Pembroke, whose authority is Conservative-controlled, explained: “This decision was made with consideration to the financial deficit in the public sector and the coalition government’s priority to reduce the deficit and the size of the state.”
A spokesperson said it was too early to say whether the authority’s child protection and care management services would be outsourced, and the fate of the council’s 270 social workers remains undecided.
The announcement comes as councils are being required to make efficiency savings of more than £1bn in 2010-11, with further cuts expected in the comprehensive spending review next month.
Amanda Kelly, head of social care at accountancy firm PricewaterhouseCoopers, said it was likely that more councils would join Suffolk in considering “radical options” in reducing costs.
“[This] inevitably means reductions in staff numbers,” she said.
Kelly said it was important that local government continued to discharge its statutory functions in protecting vulnerable people, and Ed Mitchell, editor of Social Care Law Today, said the legal position around outsourcing these services was unclear.

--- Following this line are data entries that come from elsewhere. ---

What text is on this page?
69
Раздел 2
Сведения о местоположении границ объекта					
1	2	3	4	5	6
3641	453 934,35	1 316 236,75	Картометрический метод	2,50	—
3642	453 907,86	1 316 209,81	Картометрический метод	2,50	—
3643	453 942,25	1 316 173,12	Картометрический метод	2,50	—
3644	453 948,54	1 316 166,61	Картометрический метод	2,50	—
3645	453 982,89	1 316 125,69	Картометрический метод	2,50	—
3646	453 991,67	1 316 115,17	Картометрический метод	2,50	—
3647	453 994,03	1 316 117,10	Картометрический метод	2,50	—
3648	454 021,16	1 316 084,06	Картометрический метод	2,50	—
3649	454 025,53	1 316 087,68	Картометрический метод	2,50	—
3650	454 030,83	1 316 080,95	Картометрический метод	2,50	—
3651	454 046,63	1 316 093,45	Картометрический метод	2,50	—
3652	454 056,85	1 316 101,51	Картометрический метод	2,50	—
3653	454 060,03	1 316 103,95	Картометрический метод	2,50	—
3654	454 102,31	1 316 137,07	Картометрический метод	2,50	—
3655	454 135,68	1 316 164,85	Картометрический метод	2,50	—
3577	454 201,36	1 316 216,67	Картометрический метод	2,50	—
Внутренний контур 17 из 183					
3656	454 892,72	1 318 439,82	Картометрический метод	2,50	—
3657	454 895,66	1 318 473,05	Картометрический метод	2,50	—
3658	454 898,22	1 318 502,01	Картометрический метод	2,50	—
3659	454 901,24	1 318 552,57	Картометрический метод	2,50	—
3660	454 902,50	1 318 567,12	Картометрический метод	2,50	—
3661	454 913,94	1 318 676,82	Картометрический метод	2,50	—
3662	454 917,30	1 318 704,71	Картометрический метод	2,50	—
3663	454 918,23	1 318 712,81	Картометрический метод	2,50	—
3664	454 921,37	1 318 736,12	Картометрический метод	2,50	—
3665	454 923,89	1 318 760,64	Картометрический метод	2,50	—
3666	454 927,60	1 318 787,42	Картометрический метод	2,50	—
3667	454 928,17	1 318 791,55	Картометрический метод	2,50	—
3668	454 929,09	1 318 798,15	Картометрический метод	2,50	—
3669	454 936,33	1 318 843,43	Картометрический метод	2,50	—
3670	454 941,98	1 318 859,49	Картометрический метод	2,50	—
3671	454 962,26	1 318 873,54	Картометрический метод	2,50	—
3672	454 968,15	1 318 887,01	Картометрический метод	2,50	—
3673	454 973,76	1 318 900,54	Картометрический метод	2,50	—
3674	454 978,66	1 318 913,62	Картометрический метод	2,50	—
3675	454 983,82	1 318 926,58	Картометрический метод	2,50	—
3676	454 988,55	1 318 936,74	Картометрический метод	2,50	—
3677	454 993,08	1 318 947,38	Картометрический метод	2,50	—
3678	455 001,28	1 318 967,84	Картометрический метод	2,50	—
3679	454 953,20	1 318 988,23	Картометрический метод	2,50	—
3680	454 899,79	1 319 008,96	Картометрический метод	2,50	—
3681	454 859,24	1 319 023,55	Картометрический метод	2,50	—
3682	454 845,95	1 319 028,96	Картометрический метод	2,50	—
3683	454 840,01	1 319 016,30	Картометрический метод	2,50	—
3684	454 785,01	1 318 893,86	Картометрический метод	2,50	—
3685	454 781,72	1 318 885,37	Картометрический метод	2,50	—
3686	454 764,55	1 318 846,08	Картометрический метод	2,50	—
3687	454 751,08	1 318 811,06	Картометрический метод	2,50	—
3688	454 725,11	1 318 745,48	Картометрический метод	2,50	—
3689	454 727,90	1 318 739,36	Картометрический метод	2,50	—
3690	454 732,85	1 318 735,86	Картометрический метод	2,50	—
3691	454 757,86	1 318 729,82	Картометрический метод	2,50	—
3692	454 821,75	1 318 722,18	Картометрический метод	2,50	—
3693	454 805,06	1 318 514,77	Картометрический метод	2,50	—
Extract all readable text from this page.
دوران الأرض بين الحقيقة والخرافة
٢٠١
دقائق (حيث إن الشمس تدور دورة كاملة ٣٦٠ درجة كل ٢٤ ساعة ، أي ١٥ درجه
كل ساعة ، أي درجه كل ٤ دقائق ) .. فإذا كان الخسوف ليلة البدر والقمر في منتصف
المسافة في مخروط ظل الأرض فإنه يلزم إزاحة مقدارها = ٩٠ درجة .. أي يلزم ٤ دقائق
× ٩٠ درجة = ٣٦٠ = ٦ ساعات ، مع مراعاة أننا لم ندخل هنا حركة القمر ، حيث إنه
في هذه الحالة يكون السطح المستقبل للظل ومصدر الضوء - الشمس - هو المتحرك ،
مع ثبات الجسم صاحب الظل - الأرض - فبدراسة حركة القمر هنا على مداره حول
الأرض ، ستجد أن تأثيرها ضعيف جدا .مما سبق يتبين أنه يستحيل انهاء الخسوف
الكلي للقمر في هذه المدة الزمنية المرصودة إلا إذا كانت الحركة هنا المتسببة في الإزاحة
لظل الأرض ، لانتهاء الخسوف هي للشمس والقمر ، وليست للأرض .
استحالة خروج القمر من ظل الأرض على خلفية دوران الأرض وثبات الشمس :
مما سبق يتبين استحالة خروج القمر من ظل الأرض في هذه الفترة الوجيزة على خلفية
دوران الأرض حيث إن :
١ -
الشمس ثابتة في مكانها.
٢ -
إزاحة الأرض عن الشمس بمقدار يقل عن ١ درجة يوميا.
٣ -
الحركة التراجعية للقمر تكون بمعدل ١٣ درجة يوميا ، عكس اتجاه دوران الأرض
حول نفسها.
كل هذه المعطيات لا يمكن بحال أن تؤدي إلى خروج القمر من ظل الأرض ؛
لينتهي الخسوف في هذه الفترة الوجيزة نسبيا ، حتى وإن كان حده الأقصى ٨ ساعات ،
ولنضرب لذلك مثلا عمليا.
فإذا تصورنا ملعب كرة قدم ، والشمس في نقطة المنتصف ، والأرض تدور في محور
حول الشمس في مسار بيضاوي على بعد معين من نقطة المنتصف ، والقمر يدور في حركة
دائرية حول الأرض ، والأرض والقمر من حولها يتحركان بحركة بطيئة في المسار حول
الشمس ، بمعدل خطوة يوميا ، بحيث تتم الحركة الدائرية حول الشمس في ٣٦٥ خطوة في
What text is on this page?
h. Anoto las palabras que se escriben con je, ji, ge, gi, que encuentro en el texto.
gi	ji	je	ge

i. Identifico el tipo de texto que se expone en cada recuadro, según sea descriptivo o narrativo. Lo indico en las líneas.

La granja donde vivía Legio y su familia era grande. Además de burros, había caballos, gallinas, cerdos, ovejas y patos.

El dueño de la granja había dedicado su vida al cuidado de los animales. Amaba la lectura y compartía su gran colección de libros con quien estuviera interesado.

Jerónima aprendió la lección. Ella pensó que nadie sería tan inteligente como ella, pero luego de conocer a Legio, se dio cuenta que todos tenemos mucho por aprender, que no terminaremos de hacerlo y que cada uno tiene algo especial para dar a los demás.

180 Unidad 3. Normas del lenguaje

“Local authorities need to have specific legal powers to enter into arrangements for third parties to exercise functions on their behalf. This means some things cannot be outsourced, for example the setting of eligibility criteria for care services,” he said.
Kelly suggested children’s and adult services should be remodelled to cope with increases in demand through radical policies such as “place based budgeting”, in which responsibility for commissioning local services is pooled under a single body.
“Doing the same thing but perhaps slightly less of it will no longer deliver the scale of savings required,” she explained.
Sonia Sodha, head of the public finance programme at the Demos think tank, predicted more local authorities would follow Suffolk Council’s example or the “easyCouncil” model pioneered by Barnet Council in London, in which residents are charged extra for a higher level of provision, with only a basic service offered for those paying the minimum.
But she added: “Is there enough knowledge in the public sector about procurement and commissioning if more and more councils go down this route?”